Album Review: Funeral Party – Golden Age of Knowhere

“Burn it down and rip off the pages,
The kids all over right through the ages
Making sure that it works for now,
Cut your hair and paint your stupid faces.”
~ Funeral Party, “NYC Moves to the Sound of L.A.”

There is the confrontation of a lyrical middle finger directed at the “scenes” (“NYC Moves…”); a crash-and-bang smirk of celebratory noise and youthful encapsulation (“Carwars”); and a chaotic alarm to shock you from the malaise of a 20-nothing becoming a geriatric at age 30 (“Finale”).

This is music to dance, jerk, mellow, and strike up the adolescent chorus to. To east-coasters stretched bottom to top, with a Quick Stop in the middle (forgiving the nausea of Jersey Shore), the likes of sugar high-riding, hip-to-be-mainlined dystopian indie should not fit our landscape. Then again, NYC moves to the sound of Los Angeles, no?

What difference does an album make? “Postcards of Persuasion” and “City in Silhouettes” make Silversun Pickups look like All-American Rejects; the lyrical crassness of the opening number “NYC Moves…” hearkens to Harvey Danger’s “Cream And Bastards Rise”, had it been slid a notch or two up on the manic pacing. There is a resemblance to The Happy Hollows here, and I cannot say Funeral Party is the most original act I’ve ever heard, but in terms of similar-sounding bands, Golden Age Of Knowhere presents itself exactly as it should — no sunbathed frills and balls to the college corridor walls.

Golden Age is not a five-star effort, and anyone who kissed its ass on that note should take another look at the last decade; the themes of quarter-life pseudo-rebellion and self-realization have been done to death, and we’re only footsteps away from fully reviving old soul and rock (Eli Reed, anyone?) for alternative moods. Be that as it may, Funeral Party has a fast-paced vibe that can cater to punk rock enthusiasts, fans of The Strokes (“Where Did It Go Wrong?”), ravers and party-goers of the indie crowd (“Youth And Poverty”), and straightforward softer feelings (“Relics To Ruins”). All in all, there are no blinding disappointments or transcendental awe — only pure energy and wanting that we can all appreciate.

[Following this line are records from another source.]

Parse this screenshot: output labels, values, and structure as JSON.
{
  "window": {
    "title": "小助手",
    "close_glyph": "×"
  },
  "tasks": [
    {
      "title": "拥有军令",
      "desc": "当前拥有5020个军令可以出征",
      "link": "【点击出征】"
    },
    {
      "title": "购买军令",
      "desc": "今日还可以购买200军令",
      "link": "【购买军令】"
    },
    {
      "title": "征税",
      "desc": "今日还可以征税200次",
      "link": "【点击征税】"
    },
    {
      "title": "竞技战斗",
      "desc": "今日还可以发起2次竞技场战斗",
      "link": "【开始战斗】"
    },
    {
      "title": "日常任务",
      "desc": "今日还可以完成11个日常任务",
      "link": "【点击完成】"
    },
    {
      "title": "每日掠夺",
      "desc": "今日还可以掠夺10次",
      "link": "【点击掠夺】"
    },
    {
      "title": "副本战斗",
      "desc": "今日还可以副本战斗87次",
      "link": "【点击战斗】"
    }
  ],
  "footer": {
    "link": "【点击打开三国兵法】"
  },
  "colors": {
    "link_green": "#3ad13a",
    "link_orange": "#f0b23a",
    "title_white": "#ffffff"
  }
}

At its core, Golden Age speaks up like another highly anticipated LP with everything to prove, and the proof is in the pudding. Funeral Party’s previous EP was a mere taste sampler, and anything you could have expected from the band based solely on that release we have received in abundance. Guitars swing and strike the sharp edges of the ear canal; vocals sway between cutting and careful, and Golden Age defines why hype is not always a bad idea — so long as one is completely honest about what to see coming, 100%. Nobody expected some kind of profound album from Funeral Party, and what we have here is clear communication between effort and demand.

At prior EP favorite “Giant”, and a stellar moment of clarity on the closing title song, it occurs to me:  This might not be a sunny recording from a surf pop and alternative act in California, but that is what makes it so delicious — a teenage rock wasteland on wax, folks.